For additional details, select a driver above or select a division from the interactive Trefis split for Union Pacific at the top of the page.


Union Pacific Corporation is the leading railroad network in the United States, engaged primarily in freight transportation. Union Pacific Railroad (UPRR), the largest class-1 railroad in the United States, is the core subsidiary of Union Pacific Corporation. UPRR's route map covers most of the central and western United States, west of Chicago and New Orleans, covering nearly 23 states. Union Pacific competes with Burlington Northern Santa Fe Corporation (BNSF) which covers much of the same territory.

The company-owned tracks are a major strength of Union Pacific. The company operates on 32,340 miles of track out of which 26,094 is owned and the remainder is pursuant to trackage rights or leases. Union Pacific operates on key north/south corridors and is the only railroad to serve all six major gateways to Mexico. UP also interchanges traffic with the Canadian rail systems.

Union Pacific Railroad Company’s business mix includes Agricultural Products, Automotive, Chemicals, Energy, Industrial Products, and Intermodal. Although the company's primary role is transporting freight, it also runs a substantial commuter train operation in Chicago.
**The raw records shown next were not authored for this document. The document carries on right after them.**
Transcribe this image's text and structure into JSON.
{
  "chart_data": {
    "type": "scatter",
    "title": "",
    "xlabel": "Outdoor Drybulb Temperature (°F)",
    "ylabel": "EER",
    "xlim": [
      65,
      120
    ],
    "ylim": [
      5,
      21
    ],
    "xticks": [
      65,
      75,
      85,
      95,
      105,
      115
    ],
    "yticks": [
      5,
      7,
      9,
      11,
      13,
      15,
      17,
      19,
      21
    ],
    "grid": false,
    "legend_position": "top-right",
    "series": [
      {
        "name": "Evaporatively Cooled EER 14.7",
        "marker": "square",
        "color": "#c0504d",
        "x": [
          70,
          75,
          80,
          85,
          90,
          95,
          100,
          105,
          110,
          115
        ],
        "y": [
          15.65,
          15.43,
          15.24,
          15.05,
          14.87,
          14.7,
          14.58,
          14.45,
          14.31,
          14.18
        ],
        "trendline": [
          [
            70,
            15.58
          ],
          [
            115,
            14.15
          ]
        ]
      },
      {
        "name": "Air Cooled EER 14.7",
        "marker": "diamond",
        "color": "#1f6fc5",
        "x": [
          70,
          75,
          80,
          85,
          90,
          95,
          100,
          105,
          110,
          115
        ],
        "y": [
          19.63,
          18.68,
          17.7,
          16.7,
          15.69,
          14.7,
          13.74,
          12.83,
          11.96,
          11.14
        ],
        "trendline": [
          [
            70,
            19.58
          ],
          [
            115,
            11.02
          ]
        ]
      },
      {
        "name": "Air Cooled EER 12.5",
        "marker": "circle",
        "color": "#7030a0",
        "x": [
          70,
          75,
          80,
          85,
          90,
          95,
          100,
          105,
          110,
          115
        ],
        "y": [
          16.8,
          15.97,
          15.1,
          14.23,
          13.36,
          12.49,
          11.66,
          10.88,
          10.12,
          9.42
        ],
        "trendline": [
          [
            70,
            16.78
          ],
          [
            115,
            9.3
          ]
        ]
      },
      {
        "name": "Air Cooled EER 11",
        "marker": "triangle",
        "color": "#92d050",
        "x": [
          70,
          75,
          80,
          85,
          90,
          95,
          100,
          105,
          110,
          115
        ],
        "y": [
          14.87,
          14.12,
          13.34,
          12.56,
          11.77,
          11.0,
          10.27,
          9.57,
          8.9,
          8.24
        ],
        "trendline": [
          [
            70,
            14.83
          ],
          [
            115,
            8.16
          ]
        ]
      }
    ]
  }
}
Union Pacific's earnings depend upon the volume of freight contracts it sells and the price of those contracts, while its expenses primarily consist of labor, fuel costs, utilities costs, and track maintenance. The largest of Union Pacific's customers include steamship lines, vehicle manufacturers, agricultural companies, utilities, intermodal companies, and chemical manufacturers.


Industrial Freight is the largest contributor to Union Pacific's value at around 35%.

Well connected to major industrial hubs

Union Pacific's rail network links the major U.S. industrial hubs in the Midwest and the Western U.S. to export terminals in the Pacific Northwest, the Gulf Coast and Mexico. In addition, the company also serves major domestic markets in the Midwest, West, South and Rocky Mountain states. The company is well placed to benefit from the U.S. industrial output and its competitiveness in international markets.


Rebound in coal shipments

An increase in natural gas prices in 2017 boosted the share of coal in U.S. electricity generation. Coal benefited from higher exports in 2018. However, coal shipments remained sluggish in 2019 and 2020. In the medium to long run, favorable policy support from the U.S. government could boost shipments from the recent lows. Furthermore, the recent surge in natural gas prices (2021) will result in an increased demand for coal.